A história segue e Rapunzel é isolada em um deserto distante. A bruxa fica, então, à espera da próxima visita do príncipe à sua amada. Quando ele vem, joga a ele as tranças cortadas de Rapunzel para que suba à torre sem desconfiar de nada. Quando o rapaz chega, a bruxa tenta furar seus olhos. Desesperado, ele se atira da janela. Não morre, mas cai sobre alguns espinhos e perde a visão.
Sofrendo, o príncipe vaga durante muito tempo, até que um dia chega ao deserto onde Rapunzel está e onde havia tido filhos gêmeos, frutos de seu amor. As lágrimas de alegria da moça caem nos olhos do amado e permitem que ele recupere a visão.

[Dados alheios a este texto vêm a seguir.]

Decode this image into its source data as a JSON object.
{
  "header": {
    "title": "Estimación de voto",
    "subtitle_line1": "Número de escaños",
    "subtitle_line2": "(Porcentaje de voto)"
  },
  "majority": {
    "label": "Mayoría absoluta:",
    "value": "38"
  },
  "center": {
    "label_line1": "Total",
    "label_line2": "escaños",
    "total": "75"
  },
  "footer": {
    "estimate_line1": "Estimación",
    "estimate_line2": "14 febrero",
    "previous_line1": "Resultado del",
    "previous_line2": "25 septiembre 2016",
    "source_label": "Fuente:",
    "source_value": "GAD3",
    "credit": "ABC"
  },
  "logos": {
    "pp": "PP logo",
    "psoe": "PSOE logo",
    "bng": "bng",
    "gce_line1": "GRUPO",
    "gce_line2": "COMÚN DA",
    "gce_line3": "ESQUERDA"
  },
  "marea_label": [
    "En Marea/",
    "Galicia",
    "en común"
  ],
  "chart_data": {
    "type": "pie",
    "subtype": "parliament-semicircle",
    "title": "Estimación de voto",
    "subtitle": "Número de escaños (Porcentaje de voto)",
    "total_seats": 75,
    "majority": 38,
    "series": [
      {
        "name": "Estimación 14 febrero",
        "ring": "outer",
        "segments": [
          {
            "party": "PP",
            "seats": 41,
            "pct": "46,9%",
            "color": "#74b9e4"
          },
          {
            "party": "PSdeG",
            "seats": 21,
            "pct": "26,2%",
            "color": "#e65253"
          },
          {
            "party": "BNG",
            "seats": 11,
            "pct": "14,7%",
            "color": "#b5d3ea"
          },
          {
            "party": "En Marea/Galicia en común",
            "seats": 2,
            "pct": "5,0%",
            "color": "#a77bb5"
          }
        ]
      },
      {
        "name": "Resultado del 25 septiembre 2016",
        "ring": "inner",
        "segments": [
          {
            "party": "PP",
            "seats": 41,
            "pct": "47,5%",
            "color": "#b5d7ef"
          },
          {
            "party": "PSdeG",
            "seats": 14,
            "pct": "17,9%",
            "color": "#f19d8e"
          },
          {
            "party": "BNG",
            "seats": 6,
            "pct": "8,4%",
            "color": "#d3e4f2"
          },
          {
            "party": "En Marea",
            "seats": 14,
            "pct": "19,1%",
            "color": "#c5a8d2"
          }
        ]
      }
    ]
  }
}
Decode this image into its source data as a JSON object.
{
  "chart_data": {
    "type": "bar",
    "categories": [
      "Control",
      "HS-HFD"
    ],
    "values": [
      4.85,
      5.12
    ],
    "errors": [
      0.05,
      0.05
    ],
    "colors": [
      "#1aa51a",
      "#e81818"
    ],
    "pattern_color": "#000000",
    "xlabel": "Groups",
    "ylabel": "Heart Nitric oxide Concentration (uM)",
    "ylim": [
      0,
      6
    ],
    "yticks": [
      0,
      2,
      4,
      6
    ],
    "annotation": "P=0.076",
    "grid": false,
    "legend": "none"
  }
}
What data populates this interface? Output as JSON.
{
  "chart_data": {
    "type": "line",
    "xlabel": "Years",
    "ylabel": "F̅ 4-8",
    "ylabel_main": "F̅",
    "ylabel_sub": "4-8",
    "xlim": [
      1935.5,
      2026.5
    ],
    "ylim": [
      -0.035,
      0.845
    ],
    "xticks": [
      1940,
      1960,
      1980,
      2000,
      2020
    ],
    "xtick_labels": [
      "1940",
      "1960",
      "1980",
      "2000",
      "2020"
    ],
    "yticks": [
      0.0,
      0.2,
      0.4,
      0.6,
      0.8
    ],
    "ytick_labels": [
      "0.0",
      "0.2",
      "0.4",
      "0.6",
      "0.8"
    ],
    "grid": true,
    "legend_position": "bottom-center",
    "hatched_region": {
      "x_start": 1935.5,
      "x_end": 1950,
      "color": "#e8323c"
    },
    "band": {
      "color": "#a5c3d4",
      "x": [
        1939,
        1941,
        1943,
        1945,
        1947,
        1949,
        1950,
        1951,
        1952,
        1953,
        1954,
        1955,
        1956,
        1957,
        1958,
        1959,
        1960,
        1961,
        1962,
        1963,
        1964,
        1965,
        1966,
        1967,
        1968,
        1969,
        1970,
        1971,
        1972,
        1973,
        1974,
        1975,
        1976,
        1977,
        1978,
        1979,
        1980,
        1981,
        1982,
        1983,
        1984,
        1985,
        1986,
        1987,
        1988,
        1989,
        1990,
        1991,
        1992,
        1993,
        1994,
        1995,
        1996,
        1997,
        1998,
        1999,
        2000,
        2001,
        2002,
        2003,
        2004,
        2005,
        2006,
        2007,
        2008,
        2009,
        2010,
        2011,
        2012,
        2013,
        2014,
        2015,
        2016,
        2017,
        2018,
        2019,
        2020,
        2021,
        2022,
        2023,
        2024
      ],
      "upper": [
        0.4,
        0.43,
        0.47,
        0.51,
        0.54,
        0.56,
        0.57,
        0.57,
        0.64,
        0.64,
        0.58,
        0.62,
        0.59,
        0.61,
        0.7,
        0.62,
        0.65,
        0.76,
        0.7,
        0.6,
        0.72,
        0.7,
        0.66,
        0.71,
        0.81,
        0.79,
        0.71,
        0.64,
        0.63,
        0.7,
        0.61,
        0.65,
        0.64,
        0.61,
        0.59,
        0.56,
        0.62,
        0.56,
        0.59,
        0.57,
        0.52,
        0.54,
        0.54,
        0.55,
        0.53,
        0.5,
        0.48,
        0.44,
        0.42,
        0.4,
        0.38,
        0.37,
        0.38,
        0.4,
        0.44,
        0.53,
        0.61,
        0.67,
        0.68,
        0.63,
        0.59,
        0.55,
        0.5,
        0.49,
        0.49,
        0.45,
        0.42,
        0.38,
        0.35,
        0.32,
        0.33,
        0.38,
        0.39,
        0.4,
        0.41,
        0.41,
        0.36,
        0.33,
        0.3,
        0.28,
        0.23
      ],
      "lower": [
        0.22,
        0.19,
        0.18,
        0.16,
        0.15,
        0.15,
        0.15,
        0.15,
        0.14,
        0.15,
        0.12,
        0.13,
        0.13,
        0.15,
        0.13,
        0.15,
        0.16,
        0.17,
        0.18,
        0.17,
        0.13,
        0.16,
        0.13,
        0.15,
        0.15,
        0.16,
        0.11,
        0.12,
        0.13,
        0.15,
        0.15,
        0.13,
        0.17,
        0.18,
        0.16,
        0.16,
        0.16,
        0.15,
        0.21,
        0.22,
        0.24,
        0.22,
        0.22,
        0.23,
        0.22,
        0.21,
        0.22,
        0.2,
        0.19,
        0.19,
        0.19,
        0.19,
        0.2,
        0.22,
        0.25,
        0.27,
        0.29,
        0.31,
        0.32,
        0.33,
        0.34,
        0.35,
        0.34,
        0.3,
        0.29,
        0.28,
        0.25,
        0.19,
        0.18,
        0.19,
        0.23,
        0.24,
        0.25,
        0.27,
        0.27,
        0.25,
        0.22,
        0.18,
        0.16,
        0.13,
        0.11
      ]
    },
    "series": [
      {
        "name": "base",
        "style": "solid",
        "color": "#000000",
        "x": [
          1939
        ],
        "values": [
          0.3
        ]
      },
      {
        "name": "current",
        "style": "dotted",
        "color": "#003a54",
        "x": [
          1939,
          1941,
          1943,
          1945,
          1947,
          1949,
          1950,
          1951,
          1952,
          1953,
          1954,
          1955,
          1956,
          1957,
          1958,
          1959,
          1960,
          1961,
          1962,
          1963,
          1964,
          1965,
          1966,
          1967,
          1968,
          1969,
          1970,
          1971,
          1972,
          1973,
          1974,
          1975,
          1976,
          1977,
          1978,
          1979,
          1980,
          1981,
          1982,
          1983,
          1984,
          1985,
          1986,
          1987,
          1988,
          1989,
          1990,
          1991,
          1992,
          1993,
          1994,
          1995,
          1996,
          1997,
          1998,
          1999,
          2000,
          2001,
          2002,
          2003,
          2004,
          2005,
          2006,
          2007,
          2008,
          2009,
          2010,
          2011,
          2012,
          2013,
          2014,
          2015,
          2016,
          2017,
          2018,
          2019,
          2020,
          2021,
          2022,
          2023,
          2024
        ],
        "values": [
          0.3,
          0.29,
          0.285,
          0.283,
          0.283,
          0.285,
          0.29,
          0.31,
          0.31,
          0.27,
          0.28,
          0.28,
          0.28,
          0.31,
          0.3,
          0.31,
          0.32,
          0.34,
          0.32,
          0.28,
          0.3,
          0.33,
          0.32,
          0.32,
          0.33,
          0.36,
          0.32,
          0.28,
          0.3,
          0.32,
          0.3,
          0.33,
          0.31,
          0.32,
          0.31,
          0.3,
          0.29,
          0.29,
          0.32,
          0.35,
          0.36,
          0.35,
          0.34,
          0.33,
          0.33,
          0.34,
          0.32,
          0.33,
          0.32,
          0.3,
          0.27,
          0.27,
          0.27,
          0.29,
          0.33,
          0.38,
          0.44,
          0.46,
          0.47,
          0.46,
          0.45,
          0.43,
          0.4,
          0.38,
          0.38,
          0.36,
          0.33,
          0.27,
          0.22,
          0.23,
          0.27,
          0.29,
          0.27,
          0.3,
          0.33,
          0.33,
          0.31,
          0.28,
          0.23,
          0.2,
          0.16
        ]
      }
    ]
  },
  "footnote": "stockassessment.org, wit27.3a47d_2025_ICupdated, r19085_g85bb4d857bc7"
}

Junto com as crianças, partem juntos para o reino do príncipe, onde vivem felizes.
Antes do encontro dos amantes, a vida restrita no deserto reproduzia a condição de isolamento da infância de Rapunzel: distante do mundo, sem a presença de uma figura paterna ou de outras relações. Ela, no entanto, consegue tornar-se uma mãe diferente da bruxa, aceitando a presença do príncipe e indo viver em seu reino, ou seja, suportando a ideia de que só mãe e filhos não se completam a ponto de prescindirem do mundo.